We stay up to date with evolving health and safety science and upgrade processes as new knowledge emerges. Site audits and external certifications are viewed as opportunities rather than chores. We keep the lines open with regional safety authorities and industry organizations, participating in forums that help shape the very regulations we must observe. Our site infrastructure includes real-time vapor detection, blast-proof storage tanks, and closed-loop containment for all transfer operations.
As a manufacturer, we’ve watched 2,2,4-Trimethylpentane move through the full life cycle: from the raw materials entering the distillation tower, to quality control, to the sample shipped to a remote automotive lab. We build not around cost-cutting, but around the process performance demands that researchers, refiners, and regulatory bodies bring to the table. Our R&D clients require reference standards that drive accurate, comparable scientific results. Auto engineers and petroleum labs need confident blending and no hidden variables.
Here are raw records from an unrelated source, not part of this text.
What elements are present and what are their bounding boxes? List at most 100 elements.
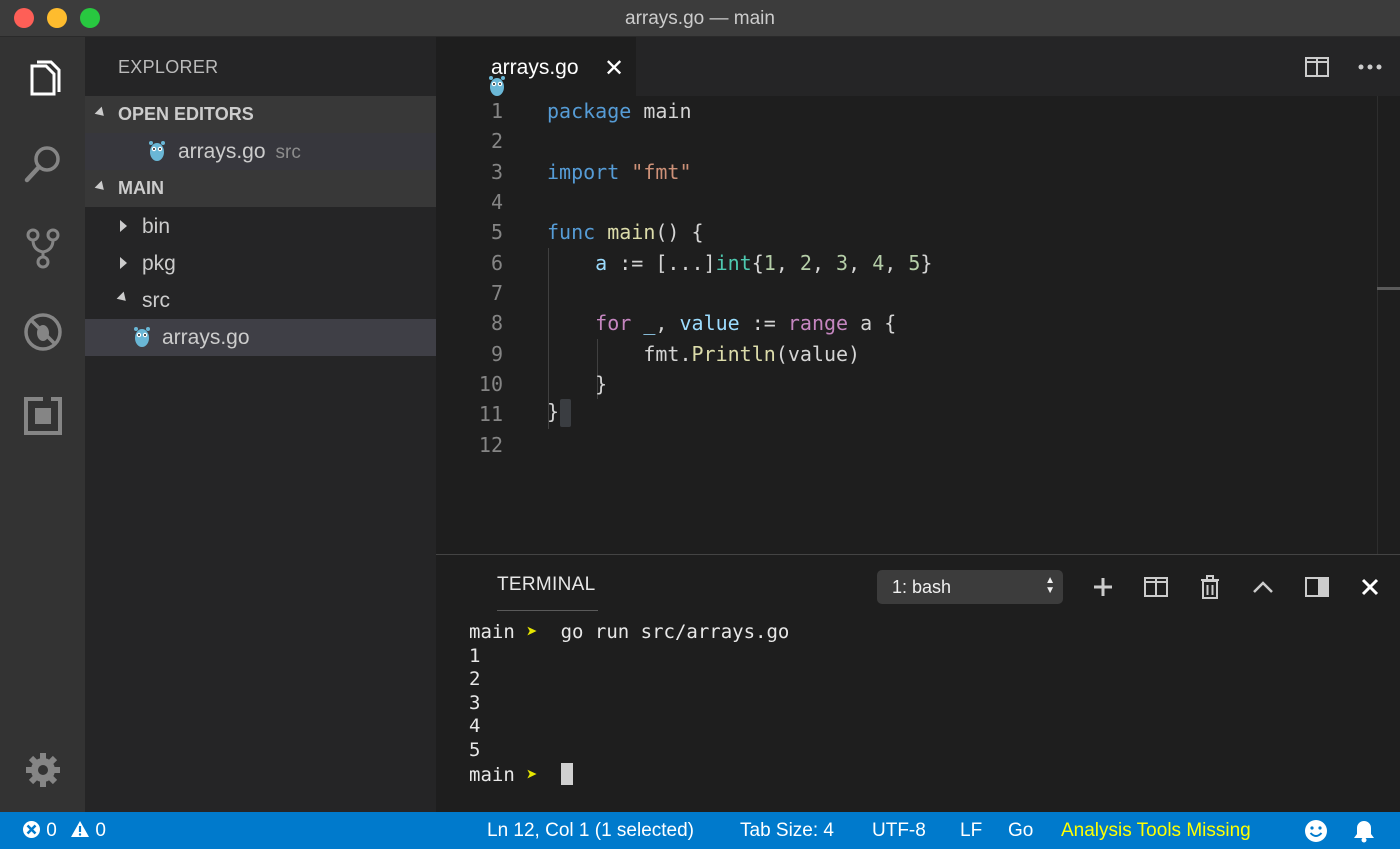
terminal-output-line: 4 — [469, 715, 480, 737]
open-editor-folder-hint: src — [276, 142, 301, 163]
activity-bar — [0, 37, 85, 812]
terminal-output-line: 2 — [469, 668, 480, 690]
code-line: a := [...]int{1, 2, 3, 4, 5} — [547, 251, 932, 275]
title-bar: arrays.go — main — [0, 0, 1400, 37]
tab-close-icon[interactable]: ✕ — [604, 54, 624, 83]
error-icon — [22, 820, 41, 839]
line-number: 6 — [436, 251, 503, 275]
line-number: 10 — [436, 372, 503, 396]
chevron-right-icon — [120, 257, 127, 269]
close-panel-icon[interactable] — [1357, 574, 1383, 600]
more-actions-icon[interactable] — [1357, 54, 1383, 80]
line-number: 1 — [436, 99, 503, 123]
tree-folder-bin[interactable]: bin — [85, 208, 436, 245]
terminal-cursor — [561, 763, 573, 785]
end-of-line[interactable]: LF — [960, 820, 982, 842]
tree-item-label: pkg — [142, 252, 176, 276]
settings-gear-icon[interactable] — [18, 745, 68, 795]
explorer-icon[interactable] — [18, 55, 68, 105]
analysis-tools-warning[interactable]: Analysis Tools Missing — [1061, 820, 1251, 842]
maximize-panel-chevron-up-icon[interactable] — [1250, 574, 1276, 600]
search-icon[interactable] — [18, 139, 68, 189]
tree-item-label: arrays.go — [162, 326, 250, 350]
error-count: 0 — [46, 820, 57, 841]
debug-icon[interactable] — [18, 307, 68, 357]
code-line: for _, value := range a { — [547, 311, 896, 335]
feedback-smiley-icon[interactable] — [1304, 819, 1328, 849]
collapse-triangle-icon — [95, 181, 108, 194]
tree-file-arrays-go[interactable]: arrays.go — [85, 319, 436, 356]
encoding[interactable]: UTF-8 — [872, 820, 926, 842]
terminal-output-line: 1 — [469, 645, 480, 667]
tree-folder-pkg[interactable]: pkg — [85, 245, 436, 282]
split-terminal-icon[interactable] — [1143, 574, 1169, 600]
terminal-panel: TERMINAL 1: bash ▲▼ main ➤ go run src/ar… — [436, 554, 1400, 812]
editor-tab-label: arrays.go — [491, 56, 579, 80]
open-editor-item[interactable]: arrays.go src — [85, 133, 436, 170]
prompt-arrow-icon: ➤ — [526, 764, 537, 786]
source-control-icon[interactable] — [18, 223, 68, 273]
new-terminal-plus-icon[interactable] — [1090, 574, 1116, 600]
tree-folder-src[interactable]: src — [85, 282, 436, 319]
line-number: 3 — [436, 160, 503, 184]
code-line: fmt.Println(value) — [547, 342, 860, 366]
terminal-command: go run src/arrays.go — [561, 621, 790, 643]
workspace-section-header[interactable]: MAIN — [85, 170, 436, 207]
warning-count: 0 — [95, 820, 106, 841]
cursor-position[interactable]: Ln 12, Col 1 (1 selected) — [487, 820, 694, 842]
line-number: 11 — [436, 402, 503, 426]
chevron-right-icon — [120, 220, 127, 232]
line-number: 8 — [436, 311, 503, 335]
open-editor-filename: arrays.go — [178, 140, 266, 163]
prompt-dir: main — [469, 764, 515, 786]
split-editor-icon[interactable] — [1304, 54, 1330, 80]
prompt-dir: main — [469, 621, 515, 643]
terminal-output-line: 5 — [469, 739, 480, 761]
tree-item-label: bin — [142, 215, 170, 239]
code-editor[interactable]: 1 2 3 4 5 6 7 8 9 10 11 12 package main … — [436, 96, 1400, 554]
terminal-select-value: 1: bash — [892, 577, 951, 598]
code-line: } — [547, 372, 607, 396]
code-line: package main — [547, 99, 692, 123]
language-mode[interactable]: Go — [1008, 820, 1033, 842]
chevron-down-icon — [117, 292, 130, 305]
status-bar: 0 0 Ln 12, Col 1 (1 selected) Tab Size: … — [0, 812, 1400, 849]
prompt-arrow-icon: ➤ — [526, 621, 537, 643]
line-number: 12 — [436, 433, 503, 457]
warning-icon — [70, 820, 90, 838]
gopher-file-icon — [462, 56, 480, 78]
notifications-bell-icon[interactable] — [1353, 819, 1375, 849]
overview-ruler — [1377, 96, 1378, 554]
code-line: } — [547, 399, 571, 427]
select-updown-icon: ▲▼ — [1045, 576, 1055, 596]
active-tab-underline — [497, 610, 598, 611]
explorer-title: EXPLORER — [118, 57, 218, 78]
workspace-label: MAIN — [118, 178, 164, 199]
collapse-triangle-icon — [95, 107, 108, 120]
explorer-sidebar: EXPLORER OPEN EDITORS arrays.gosrc MAIN … — [85, 37, 436, 812]
line-number: 7 — [436, 281, 503, 305]
line-number: 2 — [436, 129, 503, 153]
terminal-output-line: 3 — [469, 692, 480, 714]
tree-item-label: src — [142, 289, 170, 313]
tab-terminal[interactable]: TERMINAL — [497, 574, 595, 596]
window-title: arrays.go — main — [0, 8, 1400, 30]
scrollbar-cursor-marker — [1377, 287, 1400, 290]
terminal-output[interactable]: main ➤ go run src/arrays.go 1 2 3 4 5 ma… — [469, 621, 789, 787]
editor-tab-bar: arrays.go ✕ — [436, 37, 1400, 96]
editor-tab-arrays-go[interactable]: arrays.go ✕ — [436, 37, 636, 96]
toggle-panel-position-icon[interactable] — [1304, 574, 1330, 600]
gopher-file-icon — [133, 326, 151, 354]
open-editors-section-header[interactable]: OPEN EDITORS — [85, 96, 436, 133]
trash-kill-terminal-icon[interactable] — [1197, 574, 1223, 600]
line-number: 5 — [436, 220, 503, 244]
terminal-select-dropdown[interactable]: 1: bash ▲▼ — [877, 570, 1063, 604]
extensions-icon[interactable] — [18, 391, 68, 441]
problems-indicator[interactable]: 0 0 — [22, 820, 106, 842]
code-line: import "fmt" — [547, 160, 692, 184]
line-number: 4 — [436, 190, 503, 214]
line-number: 9 — [436, 342, 503, 366]
tab-size[interactable]: Tab Size: 4 — [740, 820, 834, 842]
open-editors-label: OPEN EDITORS — [118, 104, 254, 125]
code-line: func main() { — [547, 220, 704, 244]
For advanced formulation, our technical team works alongside clients who need tailored solutions: lower residual water, ultralow benzene, or specific storage compatibility adjustments. We help solve headaches in product handoffs or cross-contamination, using analytical know-how gained in the field rather than just the lab. Product support doesn’t stop with shipment; ongoing consultations resolve the real manufacturing and blending issues that show up only after a blend hits the field.
The role of 2,2,4-Trimethylpentane keeps expanding. We’re seeing its use rise in alternative fuel R&D, including advanced bio-derived gasoline surrogates and synthetic fuel research. Our teams partner with universities and technology consortia to refine characterization methods, boost reproducibility in experimental combustion studies, and define new purity thresholds for next-generation regulations.
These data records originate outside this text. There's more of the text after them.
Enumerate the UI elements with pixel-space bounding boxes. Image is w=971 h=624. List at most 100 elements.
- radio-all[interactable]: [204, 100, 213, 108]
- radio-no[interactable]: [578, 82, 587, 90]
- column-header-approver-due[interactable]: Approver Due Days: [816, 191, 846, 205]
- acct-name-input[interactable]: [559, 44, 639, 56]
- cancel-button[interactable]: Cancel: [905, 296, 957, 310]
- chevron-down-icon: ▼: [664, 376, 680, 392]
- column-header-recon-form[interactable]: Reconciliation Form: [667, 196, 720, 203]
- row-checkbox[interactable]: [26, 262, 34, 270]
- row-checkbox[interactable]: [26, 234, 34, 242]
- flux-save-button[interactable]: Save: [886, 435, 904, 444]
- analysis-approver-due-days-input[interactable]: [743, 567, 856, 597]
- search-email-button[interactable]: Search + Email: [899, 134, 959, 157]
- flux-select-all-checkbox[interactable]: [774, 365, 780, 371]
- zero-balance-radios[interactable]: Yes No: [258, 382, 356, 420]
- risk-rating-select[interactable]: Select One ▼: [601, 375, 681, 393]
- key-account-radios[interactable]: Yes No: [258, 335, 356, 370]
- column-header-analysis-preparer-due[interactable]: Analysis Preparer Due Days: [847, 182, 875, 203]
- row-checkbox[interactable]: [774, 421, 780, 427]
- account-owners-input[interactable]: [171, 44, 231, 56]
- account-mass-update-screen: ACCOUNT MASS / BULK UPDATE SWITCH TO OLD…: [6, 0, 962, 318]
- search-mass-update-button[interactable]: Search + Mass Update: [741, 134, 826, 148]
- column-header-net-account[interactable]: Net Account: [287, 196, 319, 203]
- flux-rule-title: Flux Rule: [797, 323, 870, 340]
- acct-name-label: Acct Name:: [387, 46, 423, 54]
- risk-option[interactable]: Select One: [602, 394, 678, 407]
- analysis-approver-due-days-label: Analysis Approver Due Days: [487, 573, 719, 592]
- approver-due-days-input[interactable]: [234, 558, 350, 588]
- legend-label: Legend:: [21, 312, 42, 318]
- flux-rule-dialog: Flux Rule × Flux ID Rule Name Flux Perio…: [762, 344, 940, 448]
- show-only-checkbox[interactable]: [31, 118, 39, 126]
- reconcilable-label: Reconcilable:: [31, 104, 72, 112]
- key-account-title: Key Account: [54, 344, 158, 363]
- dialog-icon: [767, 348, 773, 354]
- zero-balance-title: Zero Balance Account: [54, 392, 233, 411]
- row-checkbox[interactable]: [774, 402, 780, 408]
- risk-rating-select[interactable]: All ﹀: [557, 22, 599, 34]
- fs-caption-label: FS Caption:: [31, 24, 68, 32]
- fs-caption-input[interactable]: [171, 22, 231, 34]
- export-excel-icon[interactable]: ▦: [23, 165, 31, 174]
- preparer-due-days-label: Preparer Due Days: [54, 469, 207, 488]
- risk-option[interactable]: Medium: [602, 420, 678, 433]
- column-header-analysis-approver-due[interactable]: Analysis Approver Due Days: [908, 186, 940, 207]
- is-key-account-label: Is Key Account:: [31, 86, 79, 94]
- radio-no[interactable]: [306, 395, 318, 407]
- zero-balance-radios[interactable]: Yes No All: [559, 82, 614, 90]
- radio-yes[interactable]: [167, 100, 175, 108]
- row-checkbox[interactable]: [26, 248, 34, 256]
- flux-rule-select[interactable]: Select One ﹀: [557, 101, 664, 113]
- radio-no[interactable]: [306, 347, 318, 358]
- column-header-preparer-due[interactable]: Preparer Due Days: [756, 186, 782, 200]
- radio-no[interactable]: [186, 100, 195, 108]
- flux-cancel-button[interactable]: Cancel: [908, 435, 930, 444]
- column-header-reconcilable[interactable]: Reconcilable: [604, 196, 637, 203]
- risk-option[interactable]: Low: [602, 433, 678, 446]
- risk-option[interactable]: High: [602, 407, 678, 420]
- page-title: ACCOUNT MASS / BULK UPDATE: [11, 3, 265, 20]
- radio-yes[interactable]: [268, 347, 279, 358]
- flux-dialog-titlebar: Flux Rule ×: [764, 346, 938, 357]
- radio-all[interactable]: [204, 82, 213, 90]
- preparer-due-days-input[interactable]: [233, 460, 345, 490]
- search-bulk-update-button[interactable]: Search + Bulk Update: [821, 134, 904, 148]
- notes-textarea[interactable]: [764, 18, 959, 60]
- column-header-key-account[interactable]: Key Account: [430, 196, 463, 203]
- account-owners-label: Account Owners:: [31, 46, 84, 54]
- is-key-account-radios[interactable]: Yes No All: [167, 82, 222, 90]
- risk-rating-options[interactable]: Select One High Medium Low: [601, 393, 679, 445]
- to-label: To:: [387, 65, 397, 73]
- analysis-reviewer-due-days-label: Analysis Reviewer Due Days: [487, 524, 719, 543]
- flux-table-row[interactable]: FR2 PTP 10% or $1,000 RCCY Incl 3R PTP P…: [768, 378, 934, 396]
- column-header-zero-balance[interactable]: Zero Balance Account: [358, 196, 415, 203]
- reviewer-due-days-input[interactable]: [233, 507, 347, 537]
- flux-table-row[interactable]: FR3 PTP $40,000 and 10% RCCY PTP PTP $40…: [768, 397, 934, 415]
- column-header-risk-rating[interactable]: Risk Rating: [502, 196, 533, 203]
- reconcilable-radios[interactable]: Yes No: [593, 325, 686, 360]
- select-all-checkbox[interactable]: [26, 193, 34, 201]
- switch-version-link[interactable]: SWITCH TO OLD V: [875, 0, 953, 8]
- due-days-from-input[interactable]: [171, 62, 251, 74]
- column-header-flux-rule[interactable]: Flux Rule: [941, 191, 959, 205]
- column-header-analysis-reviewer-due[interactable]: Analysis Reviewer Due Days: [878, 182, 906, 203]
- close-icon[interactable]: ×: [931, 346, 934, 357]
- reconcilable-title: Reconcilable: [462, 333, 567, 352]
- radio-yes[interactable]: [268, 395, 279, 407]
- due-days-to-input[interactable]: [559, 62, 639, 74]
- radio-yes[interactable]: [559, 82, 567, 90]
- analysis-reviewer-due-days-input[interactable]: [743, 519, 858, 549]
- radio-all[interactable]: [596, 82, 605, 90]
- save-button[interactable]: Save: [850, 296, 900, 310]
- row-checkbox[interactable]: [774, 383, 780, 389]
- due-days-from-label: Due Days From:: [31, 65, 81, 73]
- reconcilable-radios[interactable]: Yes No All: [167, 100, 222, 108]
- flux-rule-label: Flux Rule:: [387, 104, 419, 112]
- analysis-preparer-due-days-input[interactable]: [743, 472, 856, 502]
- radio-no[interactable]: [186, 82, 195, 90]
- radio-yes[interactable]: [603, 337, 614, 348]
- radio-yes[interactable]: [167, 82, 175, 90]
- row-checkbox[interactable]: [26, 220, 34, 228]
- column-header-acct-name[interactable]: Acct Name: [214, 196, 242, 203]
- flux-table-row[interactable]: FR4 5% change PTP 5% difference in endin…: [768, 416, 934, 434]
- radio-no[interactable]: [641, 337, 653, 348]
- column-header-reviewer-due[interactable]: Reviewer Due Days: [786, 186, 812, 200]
We continue to invest in process optimization, cleaner energy integration, and greener feedstocks—sometimes responding to market shifts, sometimes leading them. In collaboration with analytical instrument makers, we develop better calibration materials and more robust reference blends, using feedback from both routine and unusual applications encountered by our end users. As new engine platforms and emissions standards emerge, 2,2,4-Trimethylpentane will keep holding its central place in the search for high-octane, clean-burning solutions.
Every load we ship reflects cumulative knowledge, learned in the plant, not from the reference book. We’ve seen outright batch failures, small margin shortfalls, and those elusive out-of-spec moments all fixed by digging into details. Each process improvement, staff training, and analytical upgrade builds reliability that competitors struggle to match.
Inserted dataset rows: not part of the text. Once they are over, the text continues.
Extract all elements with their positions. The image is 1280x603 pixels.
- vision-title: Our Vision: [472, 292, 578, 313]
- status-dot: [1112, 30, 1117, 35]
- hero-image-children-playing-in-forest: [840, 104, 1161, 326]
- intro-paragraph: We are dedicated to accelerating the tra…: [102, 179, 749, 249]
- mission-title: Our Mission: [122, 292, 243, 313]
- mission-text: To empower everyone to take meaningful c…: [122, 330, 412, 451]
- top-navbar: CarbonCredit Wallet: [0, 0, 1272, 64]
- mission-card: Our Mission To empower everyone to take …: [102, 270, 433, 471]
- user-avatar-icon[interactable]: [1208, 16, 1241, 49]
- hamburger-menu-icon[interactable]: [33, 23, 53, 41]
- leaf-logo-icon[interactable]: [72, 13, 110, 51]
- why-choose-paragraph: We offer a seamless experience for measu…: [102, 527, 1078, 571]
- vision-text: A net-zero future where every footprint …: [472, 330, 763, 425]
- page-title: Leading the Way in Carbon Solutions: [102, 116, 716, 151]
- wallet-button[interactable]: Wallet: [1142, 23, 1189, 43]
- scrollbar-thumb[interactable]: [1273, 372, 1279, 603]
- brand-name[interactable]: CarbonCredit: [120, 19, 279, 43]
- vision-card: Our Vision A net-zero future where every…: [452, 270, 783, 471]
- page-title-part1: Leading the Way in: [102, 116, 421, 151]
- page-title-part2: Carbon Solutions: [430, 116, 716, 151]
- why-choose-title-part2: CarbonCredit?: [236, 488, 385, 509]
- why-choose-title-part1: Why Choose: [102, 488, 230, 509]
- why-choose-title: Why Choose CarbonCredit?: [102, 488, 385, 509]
We remember the subtle batch-to-batch differences before process controls ran in real time. Now, streamlining data from every stage—distillation, blending, QA, and logistics—has allowed us to provide material trusted in some of the world’s most demanding labs, fuel blending terminals, and regulatory review centers. Customer loyalty comes back, not through glossy marketing, but through each season of trouble-free supply.
In summary, our dedication to reliable, high-purity 2,2,4-Trimethylpentane doesn’t rest on one process, instrument, or rulebook page. It comes from years at the plant—seeing what works, what fails, and what truly moves automotive, research, and energy sectors forward. Our promise stands firm: quality built on real experience, batch after batch, year after year.